As outsourcing noncore functions becomes increasingly popular, more companies are asking themselves just how much of the human- resources function needs to remain on the premises. Enter the professional employer organization (PEO), which absorbs many, if not all, human-resources processes offsite. A common option for small companies, PEOs are moving upmarket, as executives grow more comfortable handing off entire departments to specialists.
A company first has to get comfortable with the unique nature of PEOs, which serve as co-employers in order to leverage the client base to provide large-company benefits to the small company. The PEO typically handles payroll, payroll taxes, benefits, and workers’ compensation, and the employees are technically paid by the PEO.
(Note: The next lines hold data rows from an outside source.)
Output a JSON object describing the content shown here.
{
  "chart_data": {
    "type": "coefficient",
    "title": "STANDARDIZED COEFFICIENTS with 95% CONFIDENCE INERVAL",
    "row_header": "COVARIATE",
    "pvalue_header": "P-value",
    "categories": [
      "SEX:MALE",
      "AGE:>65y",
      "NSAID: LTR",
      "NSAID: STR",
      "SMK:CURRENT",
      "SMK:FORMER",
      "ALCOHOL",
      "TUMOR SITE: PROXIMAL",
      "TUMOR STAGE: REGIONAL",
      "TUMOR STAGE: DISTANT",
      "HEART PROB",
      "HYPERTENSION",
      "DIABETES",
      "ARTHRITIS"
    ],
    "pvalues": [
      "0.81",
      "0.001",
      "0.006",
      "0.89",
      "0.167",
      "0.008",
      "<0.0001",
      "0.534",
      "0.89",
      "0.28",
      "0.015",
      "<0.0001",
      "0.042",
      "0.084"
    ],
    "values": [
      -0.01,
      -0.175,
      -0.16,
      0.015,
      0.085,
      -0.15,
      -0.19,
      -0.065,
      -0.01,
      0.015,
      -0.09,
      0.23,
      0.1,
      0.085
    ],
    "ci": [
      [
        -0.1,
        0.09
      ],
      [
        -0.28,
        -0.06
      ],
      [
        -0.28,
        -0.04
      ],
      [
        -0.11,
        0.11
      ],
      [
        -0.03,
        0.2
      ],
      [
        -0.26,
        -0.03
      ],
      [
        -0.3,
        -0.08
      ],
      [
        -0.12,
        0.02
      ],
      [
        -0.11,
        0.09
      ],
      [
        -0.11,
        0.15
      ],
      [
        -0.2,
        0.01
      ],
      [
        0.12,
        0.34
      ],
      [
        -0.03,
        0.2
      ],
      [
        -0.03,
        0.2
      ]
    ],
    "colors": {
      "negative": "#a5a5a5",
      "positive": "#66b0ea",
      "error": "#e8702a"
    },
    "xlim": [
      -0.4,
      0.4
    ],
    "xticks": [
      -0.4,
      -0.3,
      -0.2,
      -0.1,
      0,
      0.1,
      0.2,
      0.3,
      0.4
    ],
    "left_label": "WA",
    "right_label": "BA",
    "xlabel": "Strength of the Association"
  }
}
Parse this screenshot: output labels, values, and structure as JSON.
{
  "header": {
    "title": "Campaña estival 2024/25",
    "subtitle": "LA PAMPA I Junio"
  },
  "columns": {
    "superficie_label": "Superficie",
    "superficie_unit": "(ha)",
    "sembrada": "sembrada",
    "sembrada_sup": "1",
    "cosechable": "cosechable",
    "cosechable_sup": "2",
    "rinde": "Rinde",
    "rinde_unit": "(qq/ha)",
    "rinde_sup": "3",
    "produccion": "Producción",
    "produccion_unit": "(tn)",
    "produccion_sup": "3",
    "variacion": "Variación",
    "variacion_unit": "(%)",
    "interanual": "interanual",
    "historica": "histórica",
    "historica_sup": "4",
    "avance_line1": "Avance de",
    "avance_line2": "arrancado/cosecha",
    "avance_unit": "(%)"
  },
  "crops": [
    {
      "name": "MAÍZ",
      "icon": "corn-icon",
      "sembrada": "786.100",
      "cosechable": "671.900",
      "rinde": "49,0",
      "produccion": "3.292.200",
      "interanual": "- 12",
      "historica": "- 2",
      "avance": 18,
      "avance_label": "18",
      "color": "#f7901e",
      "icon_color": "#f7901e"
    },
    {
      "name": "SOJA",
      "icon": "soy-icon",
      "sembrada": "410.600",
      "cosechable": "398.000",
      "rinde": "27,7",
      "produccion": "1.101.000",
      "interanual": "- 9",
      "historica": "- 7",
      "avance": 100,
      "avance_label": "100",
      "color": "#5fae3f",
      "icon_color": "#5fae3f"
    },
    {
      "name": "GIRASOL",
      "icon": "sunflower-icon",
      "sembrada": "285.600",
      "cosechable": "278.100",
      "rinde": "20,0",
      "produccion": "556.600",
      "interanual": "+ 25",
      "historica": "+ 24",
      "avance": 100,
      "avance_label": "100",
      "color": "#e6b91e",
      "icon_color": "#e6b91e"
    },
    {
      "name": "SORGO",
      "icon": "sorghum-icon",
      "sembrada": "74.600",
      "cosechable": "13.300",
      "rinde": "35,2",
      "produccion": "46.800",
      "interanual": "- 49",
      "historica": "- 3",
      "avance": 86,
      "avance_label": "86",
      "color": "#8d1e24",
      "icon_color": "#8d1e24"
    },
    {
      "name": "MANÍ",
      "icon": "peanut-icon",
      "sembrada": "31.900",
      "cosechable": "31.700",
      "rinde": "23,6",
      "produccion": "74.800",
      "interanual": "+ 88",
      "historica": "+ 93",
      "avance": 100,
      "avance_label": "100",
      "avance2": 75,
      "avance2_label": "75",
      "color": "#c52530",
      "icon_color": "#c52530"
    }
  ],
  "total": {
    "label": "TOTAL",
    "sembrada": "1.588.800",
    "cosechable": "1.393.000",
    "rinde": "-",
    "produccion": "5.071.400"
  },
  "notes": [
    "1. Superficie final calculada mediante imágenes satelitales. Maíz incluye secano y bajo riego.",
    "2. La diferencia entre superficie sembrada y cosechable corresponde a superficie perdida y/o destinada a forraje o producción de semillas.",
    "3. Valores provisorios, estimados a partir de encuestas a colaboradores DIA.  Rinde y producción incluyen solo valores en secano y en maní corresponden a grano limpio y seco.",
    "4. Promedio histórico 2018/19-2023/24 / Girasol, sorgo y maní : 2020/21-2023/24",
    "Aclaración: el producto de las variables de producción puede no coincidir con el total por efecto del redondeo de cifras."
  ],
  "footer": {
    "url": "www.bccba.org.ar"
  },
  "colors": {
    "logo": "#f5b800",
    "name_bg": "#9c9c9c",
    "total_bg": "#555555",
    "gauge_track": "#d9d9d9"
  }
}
But clients don’t lose control of their employees, says Richard Rawson, CFO of Administaff, a PEO based in Kingwood, Tex. “We’re allowing you to have more control over your business. You don’t have to deal with all the administrative hassles,” he says. PEOs can save small- business owners 20 percent of their time, says Tom Taylor, co-CEO of EPIX Holdings, a Tampa-based PEO.
Although many PEO clients didn’t have HR departments to begin with, there is an appeal for growing midsize companies with multiple locations. “They don’t have to build an HR infrastructure, because we’re already there,” says Rawson. One client, Luminant Worldwide Corp., is a combination of eight companies that provide Internet services; it has 920 employees and is publicly traded on Nasdaq. In-house HR handles employee- development issues, says Richard Scruggs, vice chairman and executive vice president of business development at Luminant. “We’re trying to focus on things that are higher value-add to our business. I don’t want to spend my time scouring the country for the best 401(k) provider.”